About the participants:
At IDDS, one of our greatest strengths is our diversity. We look to accept participants from all walks of life as we believe innovation flourishes at the intersection of disciplines. For this summit, we will accept 36 participants. We are targeting to accept 10 participants from Kenya, 8 from Rwanda, Tanzania and Uganda, 8 from south and west African countries, 3 from Asia, 2 from Europe, 3 from South America and 2 from North America.
Attributes of individuals we will be selecting will be, but not limited to, data scientists, software developers, product managers at traditional financial service providers (banks, insurers, MFIs, MNOs, etc), individuals working at fintechs, employees of the local community financial service providers, local community members, designers, financial inclusion thought leaders, university students (Embu, Nairobi and international), and individuals with a background in education and/or agriculture.
IDDS Lahore, Pakistan 2016. Focus: ICT
IDDS & its role in the broader product and venture design cycle:
Product and venture development consists of several steps to see an idea / insight emerge into a scaled solution. The process consists of generating insights, ideation, initial financing, incubation, a soft launch and scale. As the summit is only 2 weeks long, IDDS Kenya will focus on the ideation segment, teaching participants how to develop innovative solutions that both meet needs and have a viable business case. Given this focus, extensive research prior to the summit will be conducted to understand the local community context and the challenges and needs that exist so as to ensure the problem framing statements provided to teams reflect the community.
About the curriculum:
As a co-creative design experience focused on financial inclusion, IDDS Kenya curriculum will mainly target putting in practice the IDDS design process methodology and business development tools (drawn from the lean start-up methodology, business model canvas and more), and techniques based on the best practices and learnings from the field of financial inclusion.

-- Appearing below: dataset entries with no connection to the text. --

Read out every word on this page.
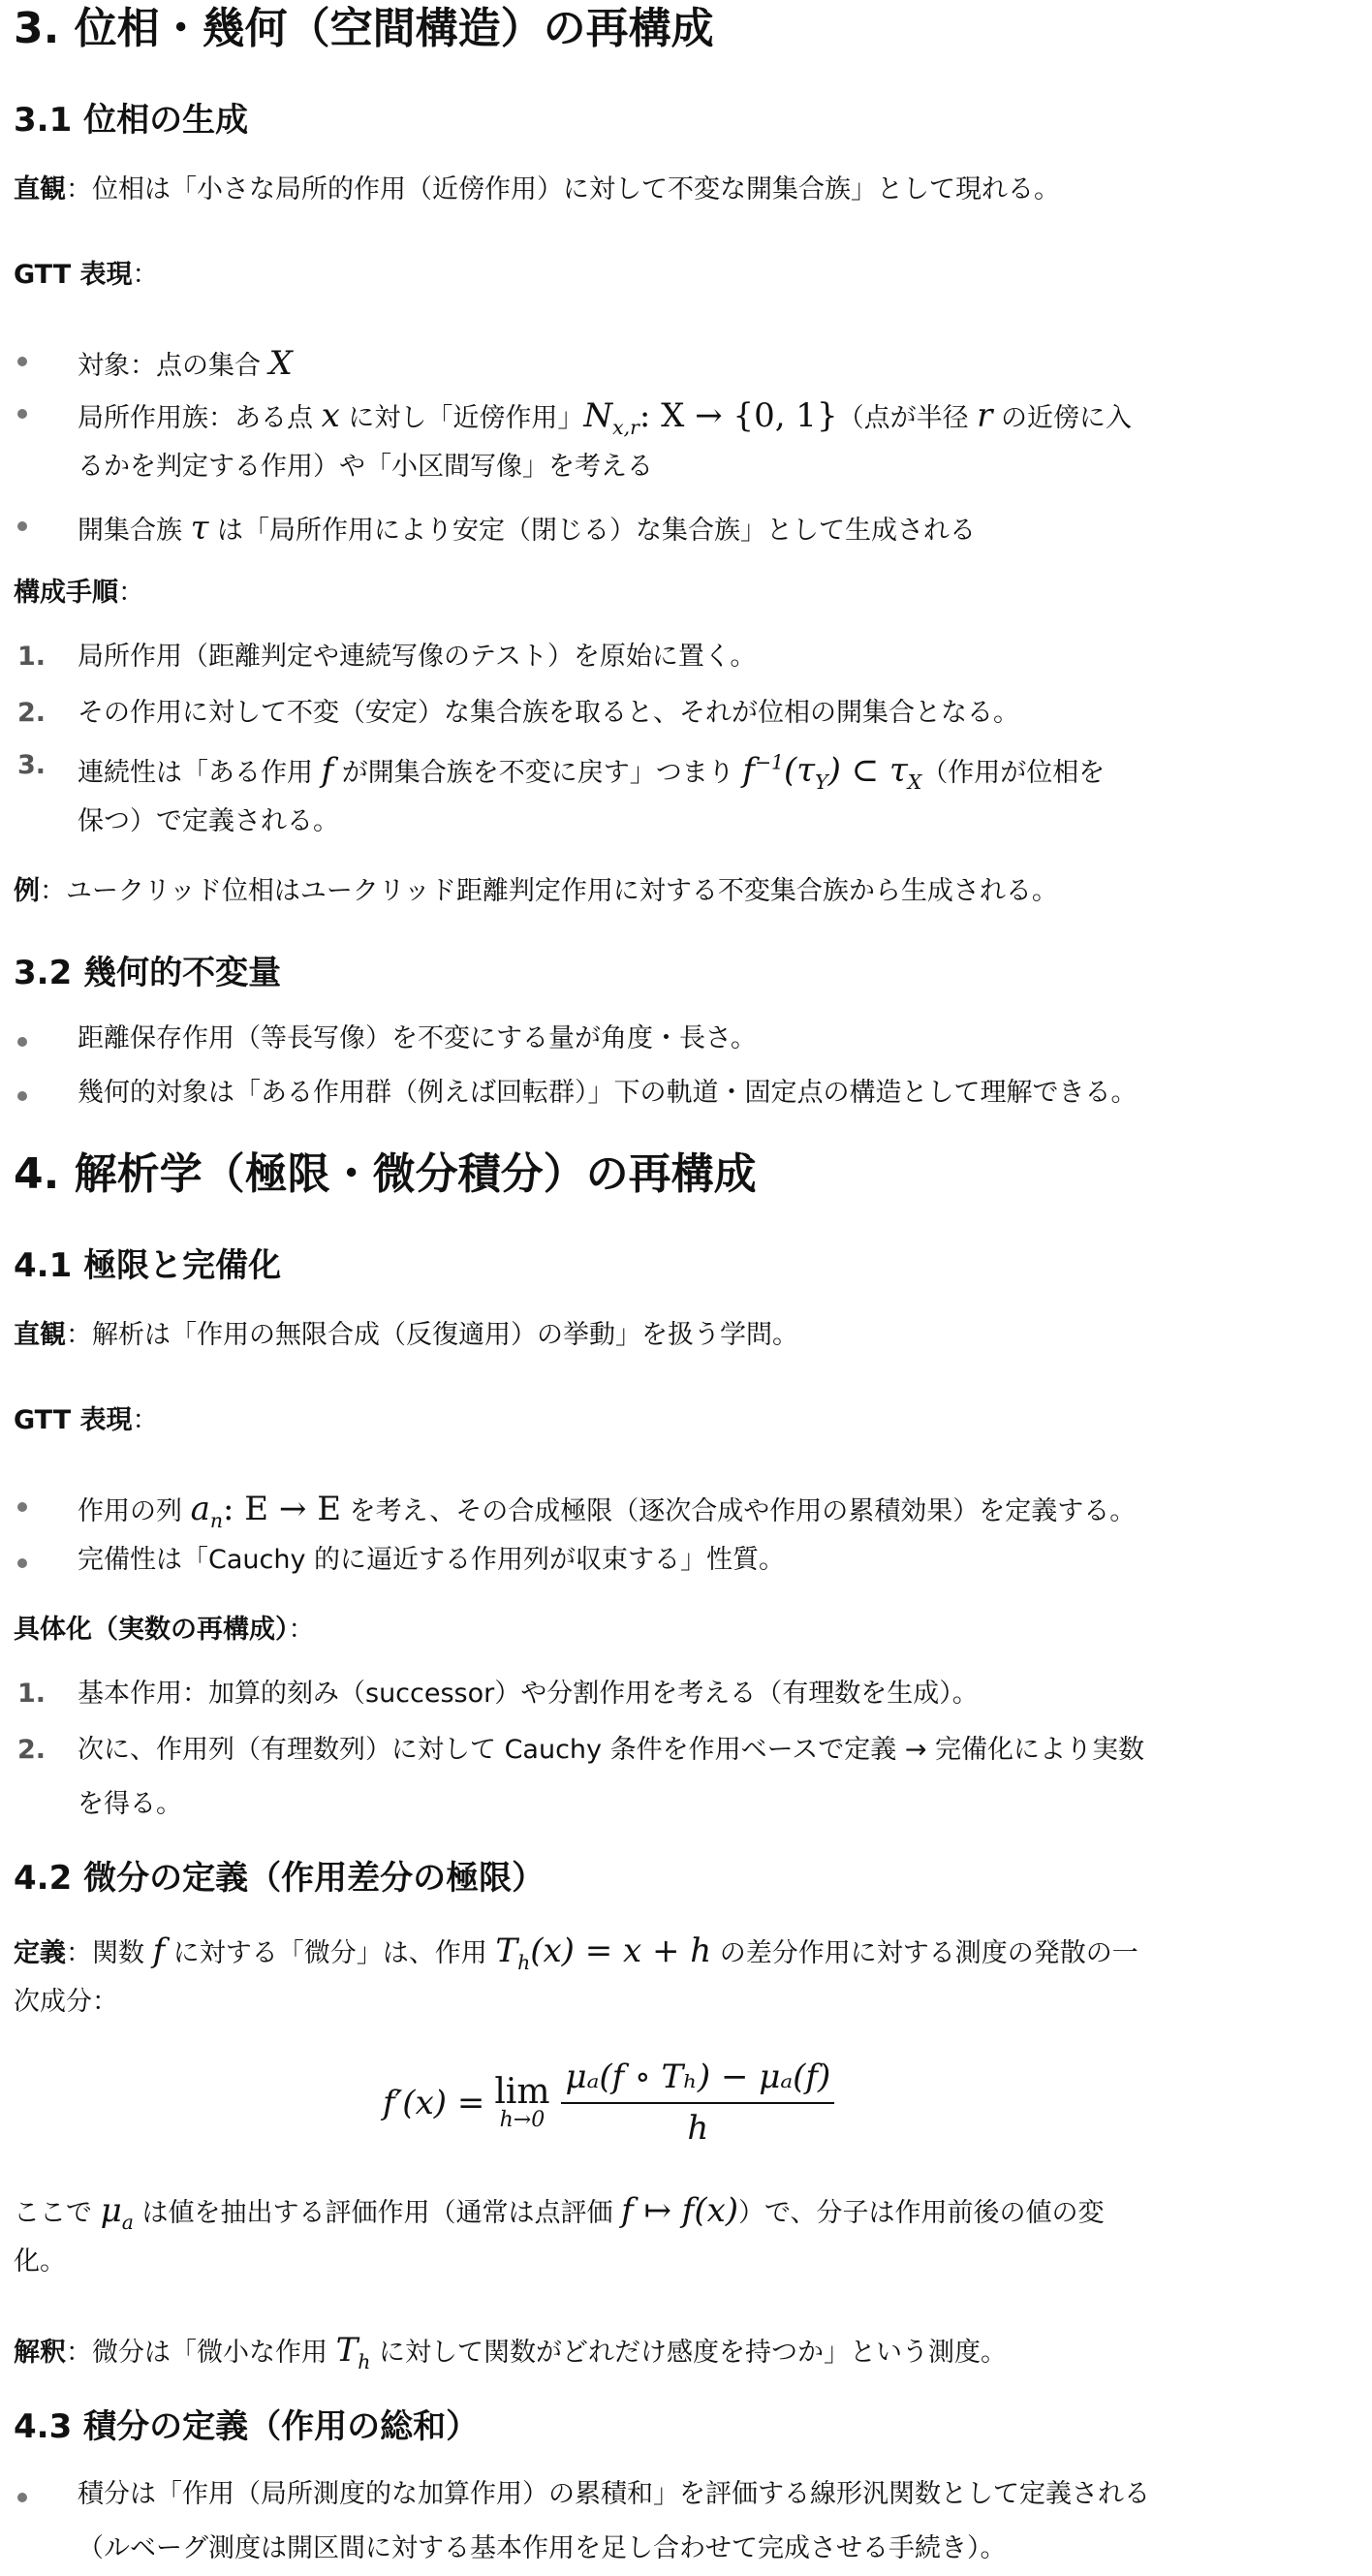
3. 位相・幾何（空間構造）の再構成
3.1 位相の生成

直観：位相は「小さな局所的作用（近傍作用）に対して不変な開集合族」として現れる。

GTT 表現：

対象：点の集合 X
局所作用族：ある点 x に対し「近傍作用」$N_{x,r}$: X → {0, 1}（点が半径 r の近傍に入
るかを判定する作用）や「小区間写像」を考える
開集合族 τ は「局所作用により安定（閉じる）な集合族」として生成される

構成手順：

1. 局所作用（距離判定や連続写像のテスト）を原始に置く。
2. その作用に対して不変（安定）な集合族を取ると、それが位相の開集合となる。
3. 連続性は「ある作用 f が開集合族を不変に戻す」つまり $f^{-1}(\tau_Y)$ ⊂ $\tau_X$（作用が位相を
保つ）で定義される。

例：ユークリッド位相はユークリッド距離判定作用に対する不変集合族から生成される。

3.2 幾何的不変量
距離保存作用（等長写像）を不変にする量が角度・長さ。
幾何的対象は「ある作用群（例えば回転群）」下の軌道・固定点の構造として理解できる。
4. 解析学（極限・微分積分）の再構成
4.1 極限と完備化

直観：解析は「作用の無限合成（反復適用）の挙動」を扱う学問。

GTT 表現：

作用の列 $a_n$: E → E を考え、その合成極限（逐次合成や作用の累積効果）を定義する。
完備性は「Cauchy 的に逼近する作用列が収束する」性質。

具体化（実数の再構成）：

1. 基本作用：加算的刻み（successor）や分割作用を考える（有理数を生成）。
2. 次に、作用列（有理数列）に対して Cauchy 条件を作用ベースで定義 → 完備化により実数
を得る。
4.2 微分の定義（作用差分の極限）

定義：関数 f に対する「微分」は、作用 $T_h(x) = x + h$ の差分作用に対する測度の発散の一

次成分：

f′(x) = lim
$h\to 0 \frac{\text{μₐ(f ∘ Tₕ) − μₐ(f)}}{h}$

ここで $\mu_a$ は値を抽出する評価作用（通常は点評価 f ↦ f(x)）で、分子は作用前後の値の変

化。

解釈：微分は「微小な作用 $T_h$ に対して関数がどれだけ感度を持つか」という測度。

4.3 積分の定義（作用の総和）
積分は「作用（局所測度的な加算作用）の累積和」を評価する線形汎関数として定義される
（ルベーグ測度は開区間に対する基本作用を足し合わせて完成させる手続き）。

The curriculum will cover the design process (60% focus), financial inclusion (20% focus), venture / entrepreneurship (15% focus) and behavioural economics (5% focus). Under the design process, problem framing, solution creation and product development will be taught. Under financial inclusion, background on global trends, payments, savings, credit, micro insurance and agricultural financial services will be taught. Under behavioural economics, human behaviour and biases, and IRR (incentives, rewards, recognition) theory will be taught. Under venture / entrepreneurship, the value proposition canvas and business model canvas will be taught and pitch elaboration and funding opportunities will be covered.
About the projects:
The 36 participants will be divided onto six project teams, each of 6 members. The project thematic areas will be dependent on the community challenges and needs but will likely fall into the categories of credit, insurance, payments, savings, agriculture and financial education.

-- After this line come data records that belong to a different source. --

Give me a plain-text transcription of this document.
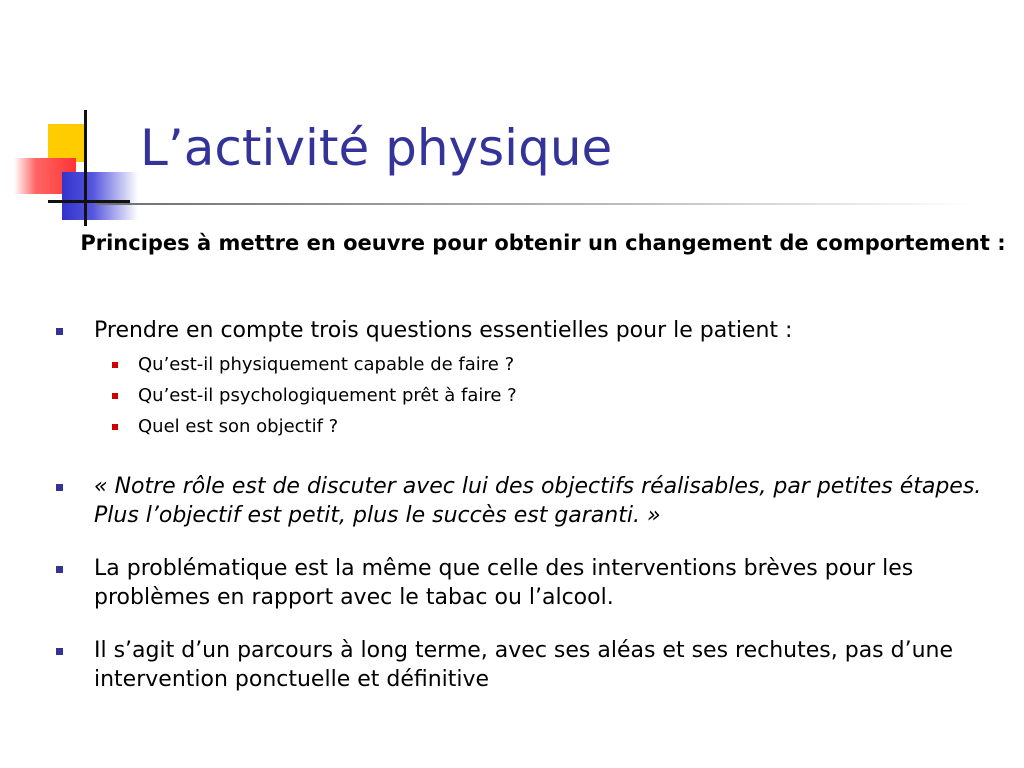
L’activité physique
Principes à mettre en oeuvre pour obtenir un changement de comportement :
Prendre en compte trois questions essentielles pour le patient :
Qu’est-il physiquement capable de faire ?
Qu’est-il psychologiquement prêt à faire ?
Quel est son objectif ?
« Notre rôle est de discuter avec lui des objectifs réalisables, par petites étapes. Plus l’objectif est petit, plus le succès est garanti. »
La problématique est la même que celle des interventions brèves pour les problèmes en rapport avec le tabac ou l’alcool.
Il s’agit d’un parcours à long terme, avec ses aléas et ses rechutes, pas d’une intervention ponctuelle et définitive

Why are we looking for funding?
As a non-profit conference run in association with universities and the IDIN network, IDDS does not seek to make a profit. Summit fees are kept as low as possible, and any surplus revenue is spent on scholarships and travel grants for participants without sufficient budget for international travel and attendance. As a result, sponsors play a key role in supporting the summit and encouraging global, diverse participation.